Find where the two curves intersect:
[tex]4x = x - x^2 + x^3[/tex]
[tex]\implies x^3 - x^2 - 3x = 0[/tex]
[tex]\implies x (x^2 - x - 3) = 0[/tex]
[tex]\implies x = 0 \text{ or } x^2 - x - 3 = 0[/tex]
Completing the square gives
[tex]x^2 - x - 3 = \left(x - \dfrac12\right)^2 - \dfrac{13}4 = 0[/tex]
and solving for x,
[tex]\implies x = \dfrac12 \pm \sqrt{\dfrac{13}4} = \dfrac{1 \pm \sqrt{13}}2[/tex]
The total unsigned area between the two curves is then
[tex]\displaystyle \int_{(1-\sqrt{13})/2}^{(1+\sqrt{13})/2} \left|4x - \left(x - x^2 + x^3\right)\right| \, dx[/tex]

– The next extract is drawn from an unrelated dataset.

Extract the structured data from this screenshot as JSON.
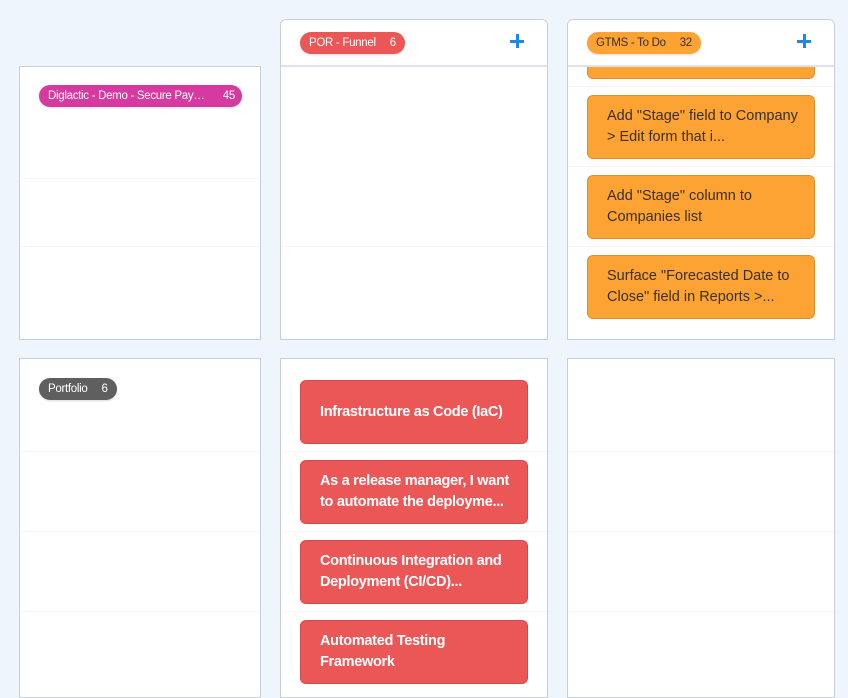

[tex]= \displaystyle -\int_{(1-\sqrt{13})/2}^0 \left(4x - \left(x - x^2 + x^3\right)\right) \, dx + \int_0^{(1+\sqrt{13})/2} \left(4x - \left(x - x^2 + x^3\right)\right) \, dx[/tex]
[tex]= \displaystyle -\int_{(1-\sqrt{13})/2}^0 \left(3x + x^2 - x^3\right) \, dx + \int_0^{(1+\sqrt{13})/2} \left(3x + x^2 - x^3\right) \, dx[/tex]
where we use the definition of the absolute value function to split up the integral at the point where one curve "overtakes" the other - in other words, y = 4x lies above the curve y = x - x² + x³ when x > 0, and vice versa otherwise.
We have the antiderivative
[tex]\displaystyle \int (3x + x^2 - x^3) \, dx = \dfrac{3x^2}2 - \dfrac{x^3}x - \dfrac{x^4}4 + C[/tex]
so that by the fundamental theorem of calculus, the area we want is
[tex]\displaystyle \int_{(1-\sqrt{13})/2}^{(1+\sqrt{13})/2} \left|4x - \left(x - x^2 + x^3\right)\right| \, dx = \boxed{\dfrac{73}{12}}[/tex]